High use of rotary wing aircraft and nighttime operations resulted in an unwritten standard operating procedure: Lights at the runway were considered “user requested.” This allowed aircraft conducting nighttime flying with the aid of night vision devices to not be impacted by the runway lights.

However, Federal Aviation Administration and military orders require runway lights to be turned on at sunset, and operation of the lights must be controlled by the Air Traffic Control tower.
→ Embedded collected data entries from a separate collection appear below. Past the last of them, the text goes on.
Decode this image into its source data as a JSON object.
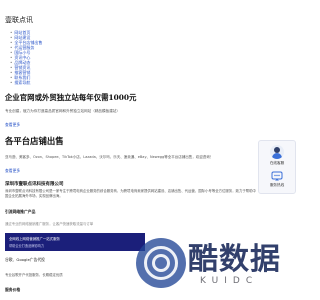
{
  "site": {
    "brand": "壹联点讯"
  },
  "nav": {
    "items": [
      {
        "label": "网站首页"
      },
      {
        "label": "网站建设"
      },
      {
        "label": "全平台店铺出售"
      },
      {
        "label": "代运营服务"
      },
      {
        "label": "国际小号"
      },
      {
        "label": "资讯中心"
      },
      {
        "label": "品牌动态"
      },
      {
        "label": "营销资讯"
      },
      {
        "label": "推客营销"
      },
      {
        "label": "联系我们"
      },
      {
        "label": "搜索导航"
      }
    ]
  },
  "article1": {
    "title": "企业官网或外贸独立站每年仅需1000元",
    "intro": "专业创建，赋力为你打造高品质官网和外贸独立站网站（精品模板建站）",
    "more": "查看更多"
  },
  "article2": {
    "title": "各平台店铺出售",
    "platforms": "亚马逊、美客多、Ozon、Shopee、TikTok小店、Lazada、沃尔玛、乐天、速卖通、eBay、Newegg等全平台店铺出售，欢迎咨询！",
    "more": "查看更多"
  },
  "company": {
    "name": "深圳市壹联点讯科技有限公司",
    "desc": "深圳市壹联点讯科技有限公司是一家专注于跨境电商企业服务的综合服务商，为跨境电商卖家提供网站建设、店铺出售、代运营、国际小号等全方位服务，致力于帮助中国企业拓展海外市场，实现品牌出海。"
  },
  "section": {
    "title": "引流网络推广产品",
    "sub": "通过专业的网络营销推广服务，让客户快速获取流量与订单",
    "band_line1": "全网线上网络营销推广一站式服务",
    "band_line2": "帮助企业打造品牌影响力"
  },
  "google": {
    "title": "谷歌、Google广告代投",
    "line": "专业谷歌开户代投服务，长期稳定优质"
  },
  "service": {
    "title": "服务价格"
  },
  "float": {
    "cs_label": "在线客服",
    "svc_label": "服务热线"
  },
  "watermark": {
    "text": "酷数据",
    "sub": "KUIDC"
  },
  "colors": {
    "link": "#2a55c8",
    "band": "#1b1f7a",
    "watermark": "#162658"
  }
}
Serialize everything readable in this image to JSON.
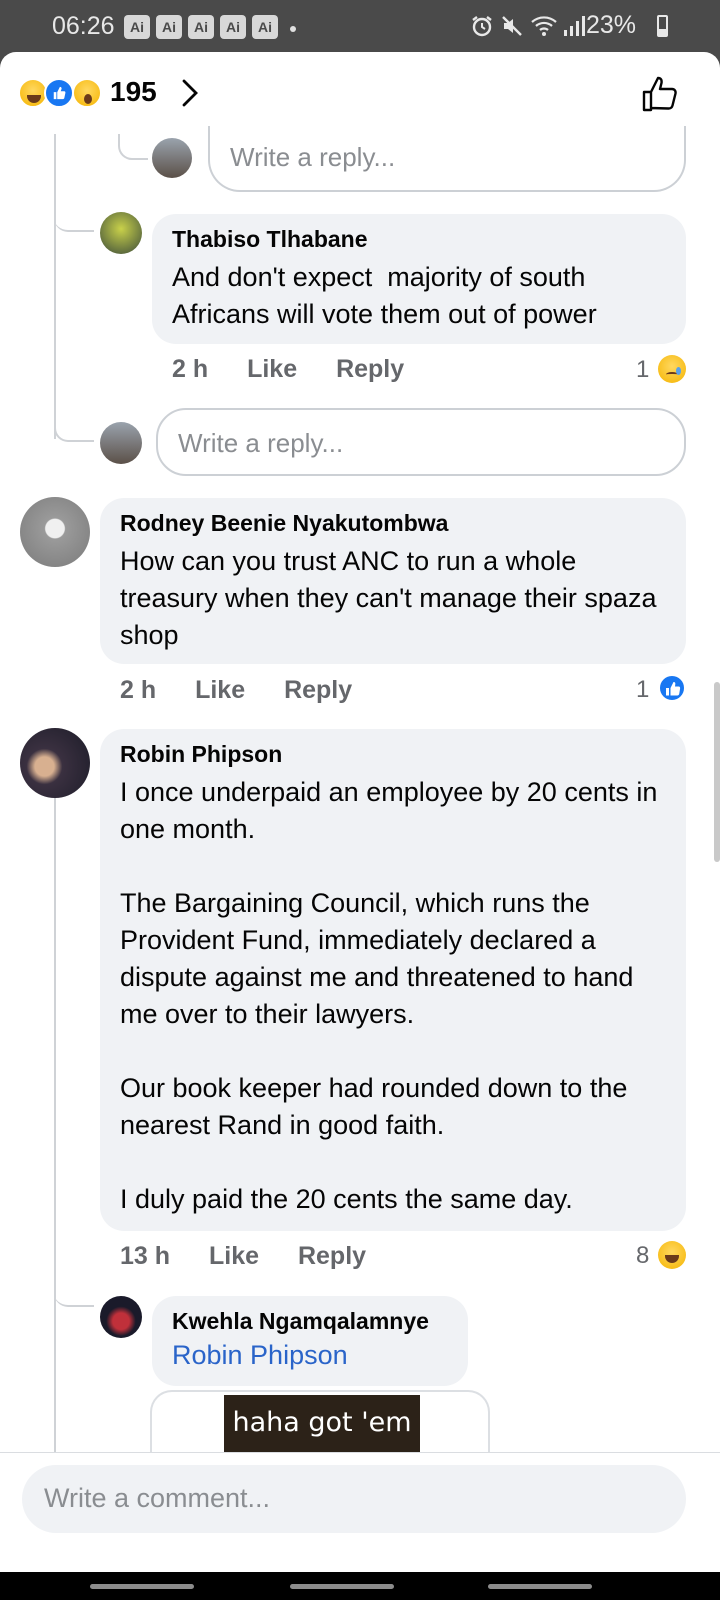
{
  "status_bar": {
    "time": "06:26",
    "ai_badges": [
      "Ai",
      "Ai",
      "Ai",
      "Ai",
      "Ai"
    ],
    "battery": "23%"
  },
  "header": {
    "reactions": [
      "haha-icon",
      "like-icon",
      "wow-icon"
    ],
    "reaction_count": "195"
  },
  "thread": {
    "reply_placeholder_top": "Write a reply...",
    "comment1": {
      "author": "Thabiso Tlhabane",
      "text": "And don't expect  majority of south Africans will vote them out of power",
      "time": "2 h",
      "like": "Like",
      "reply": "Reply",
      "reaction_count": "1",
      "reaction_icon": "sad-icon"
    },
    "reply_placeholder_mid": "Write a reply...",
    "comment2": {
      "author": "Rodney Beenie Nyakutombwa",
      "text": "How can you trust ANC to run a whole treasury when they can't manage their spaza shop",
      "time": "2 h",
      "like": "Like",
      "reply": "Reply",
      "reaction_count": "1",
      "reaction_icon": "like-icon"
    },
    "comment3": {
      "author": "Robin Phipson",
      "text": "I once underpaid an employee by 20 cents in one month.\n\nThe Bargaining Council, which runs the Provident Fund, immediately declared a dispute against me and threatened to hand me over to their lawyers.\n\nOur book keeper had rounded down to the nearest Rand in good faith.\n\nI duly paid the 20 cents the same day.",
      "time": "13 h",
      "like": "Like",
      "reply": "Reply",
      "reaction_count": "8",
      "reaction_icon": "haha-icon"
    },
    "comment4": {
      "author": "Kwehla Ngamqalamnye",
      "mention": "Robin Phipson",
      "gif_caption": "haha got 'em"
    }
  },
  "footer": {
    "comment_placeholder": "Write a comment..."
  },
  "colors": {
    "link": "#2a64c9",
    "like_blue": "#1877f2",
    "bubble": "#f0f2f5"
  }
}
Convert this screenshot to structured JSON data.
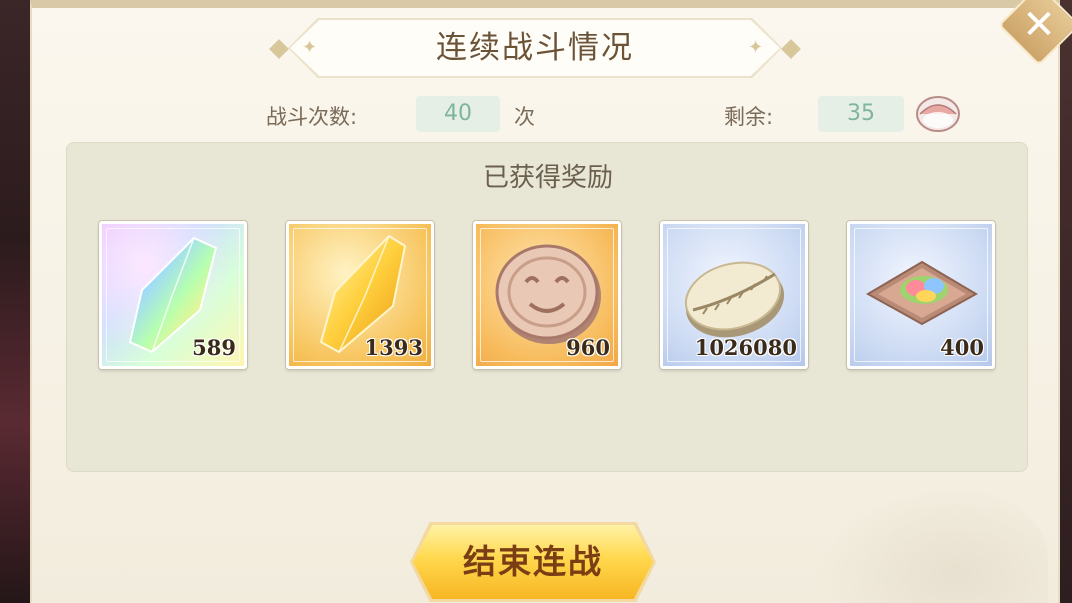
{
  "dialog": {
    "title": "连续战斗情况",
    "close_icon": "close-icon"
  },
  "stats": {
    "battles_label": "战斗次数:",
    "battles_value": "40",
    "battles_unit": "次",
    "remaining_label": "剩余:",
    "remaining_value": "35",
    "remaining_icon": "stamina-icon"
  },
  "rewards": {
    "title": "已获得奖励",
    "items": [
      {
        "icon": "rainbow-crystal-icon",
        "count": "589"
      },
      {
        "icon": "gold-crystal-icon",
        "count": "1393"
      },
      {
        "icon": "coin-icon",
        "count": "960"
      },
      {
        "icon": "cowrie-shell-icon",
        "count": "1026080"
      },
      {
        "icon": "cloth-bundle-icon",
        "count": "400"
      }
    ]
  },
  "actions": {
    "end_button_label": "结束连战"
  },
  "colors": {
    "title_text": "#6b5338",
    "value_text": "#7fb59a",
    "button_gold": "#ffd84d",
    "button_text": "#7a3d14"
  }
}
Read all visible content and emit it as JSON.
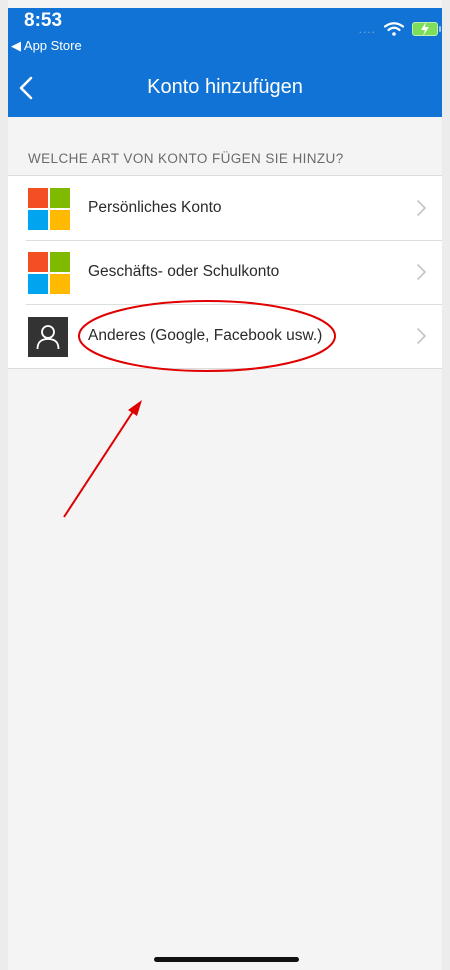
{
  "status_bar": {
    "time": "8:53",
    "back_app": "◀ App Store",
    "signal": "....",
    "icons": [
      "wifi-icon",
      "battery-charging-icon"
    ]
  },
  "nav": {
    "title": "Konto hinzufügen",
    "back_icon": "chevron-left-icon"
  },
  "section_header": "WELCHE ART VON KONTO FÜGEN SIE HINZU?",
  "accounts": [
    {
      "label": "Persönliches Konto",
      "icon": "microsoft-logo-icon"
    },
    {
      "label": "Geschäfts- oder Schulkonto",
      "icon": "microsoft-logo-icon"
    },
    {
      "label": "Anderes (Google, Facebook usw.)",
      "icon": "person-icon"
    }
  ],
  "colors": {
    "nav_blue": "#1173d6",
    "ms_red": "#f25022",
    "ms_green": "#7fba00",
    "ms_blue": "#00a4ef",
    "ms_yellow": "#ffb900",
    "annotation_red": "#e00000",
    "background": "#f4f4f4"
  }
}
The ATC is not authorized to delegate its authority, the investigation concluded.

Moreover, actual physical control of the lights was not located at the ATC tower, which resulted in a sometimes 10-minute delay in operating lights.

The pilot in question had consistently had below average scores in training, had relatively low flight hours compared to his peers, and had several unsatisfactory events while at VMFAT-101 — a squadron for training F/A-18 pilots out at Miramar Air Station in California.

The “below-average training progression coupled with his relatively low F/A-18 flight experience, which has been exacerbated by limited flight time caused by low aircraft availability rates” contributed to the risk of an incident, the investigation reads.

From January to September 2016, the pilot of the crashed Hornet only averaged 7.1 flight hours a month, while the entire squadron averaged 9.4 hours.

Just before the training, the pilot missed multiple simulation exercises ― some that focused on take-off and landing at the airfield because he was on leave for two weeks.

From August until mid-October, he participated in nine close-air support simulations, mostly focused on the execution of the upcoming training mission, but not landings or take-off.

He had four unsatisfactory events while at VMFAT-101 and his performance was rated “slightly below average.”

In 2014, the pilot completed Advanced Jet Flight Training with a below average Naval Standard Score.

In mid-September, about a month before the crash, the pilot received a grade sheet of “retry” for a second attempt at night flying event. And later that month, he received the same grade in a general purpose simulator for close-air support.

After a comprehensive review, it was determined the mishap pilot should be placed on conditional flight status, Capt. John Roberts, a spokesman for the 2nd Marine Air Wing, said in a news release.

The investigation also recommended that the operation of the runway lights at the airfield in Twentynine Palms be located at the ATC tower.

Shawn Snow is the senior reporter for Marine Corps Times and a Marine Corps veteran.